In deze uitspraak van de Rechtbank Zeeland-West-Brabant, gedaan op 14 augustus 2024, wordt het beroep van belanghebbende tegen de uitspraak op bezwaar van de heffingsambtenaar van Schouwen-Duiveland beoordeeld. De heffingsambtenaar had op 22 februari 2023 een waardebeschikking en een aanslag onroerendezaakbelastingen (OZB) voor het jaar 2023 opgelegd, waarbij de waarde van de woning van belanghebbende op € 725.000 was vastgesteld per 1 januari 2022. Belanghebbende, eigenaar van een vrijstaande woonboerderij, had de woning op 23 december 2021 gekocht voor € 753.750 en betwistte de vastgestelde waarde, pleitend voor een waarde van € 640.000.
De rechtbank heeft op 7 augustus 2024 de zaak behandeld, waarbij belanghebbende en vertegenwoordigers van de heffingsambtenaar aanwezig waren. De rechtbank concludeert dat de heffingsambtenaar de waarde niet te hoog heeft vastgesteld. Belanghebbende heeft niet kunnen aantonen dat de (gecorrigeerde) koopsom niet de waarde van de woning weergeeft. De rechtbank oordeelt dat de WOZ-waarde moet worden bepaald aan de hand van de marktprijs, die in dit geval overeenkomt met het eigen koopcijfer van belanghebbende. De rechtbank wijst erop dat eerdere waardebepalingen niet bepalend zijn voor de huidige vaststelling en dat de waarde jaarlijks opnieuw wordt vastgesteld.

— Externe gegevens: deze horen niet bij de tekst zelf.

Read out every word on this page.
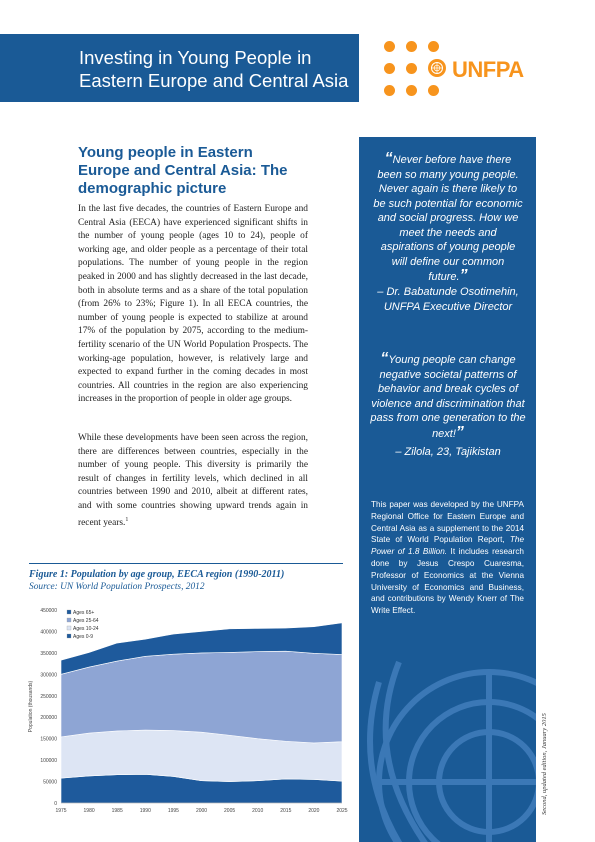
Investing in Young People in
Eastern Europe and Central Asia	UNFPA
Young people in Eastern
Europe and Central Asia: The
demographic picture

In the last five decades, the countries of Eastern Europe and Central Asia (EECA) have experienced significant shifts in the number of young people (ages 10 to 24), people of working age, and older people as a percentage of their total populations. The number of young people in the region peaked in 2000 and has slightly decreased in the last decade, both in absolute terms and as a share of the total population (from 26% to 23%; Figure 1). In all EECA countries, the number of young people is expected to stabilize at around 17% of the population by 2075, according to the medium-fertility scenario of the UN World Population Prospects. The working-age population, however, is relatively large and expected to expand further in the coming decades in most countries. All countries in the region are also experiencing increases in the proportion of people in older age groups.

While these developments have been seen across the region, there are differences between countries, especially in the number of young people. This diversity is primarily the result of changes in fertility levels, which declined in all countries between 1990 and 2010, albeit at different rates, and with some countries showing upward trends again in recent years.$^1$

“Never before have there been so many young people. Never again is there likely to be such potential for economic and social progress. How we meet the needs and aspirations of young people will define our common future.”

– Dr. Babatunde Osotimehin,
UNFPA Executive Director

“Young people can change negative societal patterns of behavior and break cycles of violence and discrimination that pass from one generation to the next!”

– Zilola, 23, Tajikistan

This paper was developed by the UNFPA Regional Office for Eastern Europe and Central Asia as a supplement to the 2014 State of World Population Report, The Power of 1.8 Billion. It includes research done by Jesus Crespo Cuaresma, Professor of Economics at the Vienna University of Economics and Business, and contributions by Wendy Knerr of The Write Effect.

Second, updated edition, January 2015

Figure 1: Population by age group, EECA region (1990-2011)

Source: UN World Population Prospects, 2012

0
50000
100000
150000
200000
250000
300000
350000
400000
450000
1975	1980	1985	1990	1995	2000	2005	2010	2015	2020	2025
Population (thousands)
Ages 65+
Ages 25-64
Ages 10-24
Ages 0-9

Uiteindelijk verklaart de rechtbank het beroep ongegrond, waardoor de WOZ-waarde en de aanslag OZB in stand blijven. Belanghebbende krijgt geen griffierecht terug en ook geen vergoeding van proceskosten. De uitspraak is openbaar gemaakt en partijen zijn geïnformeerd over de mogelijkheid tot hoger beroep.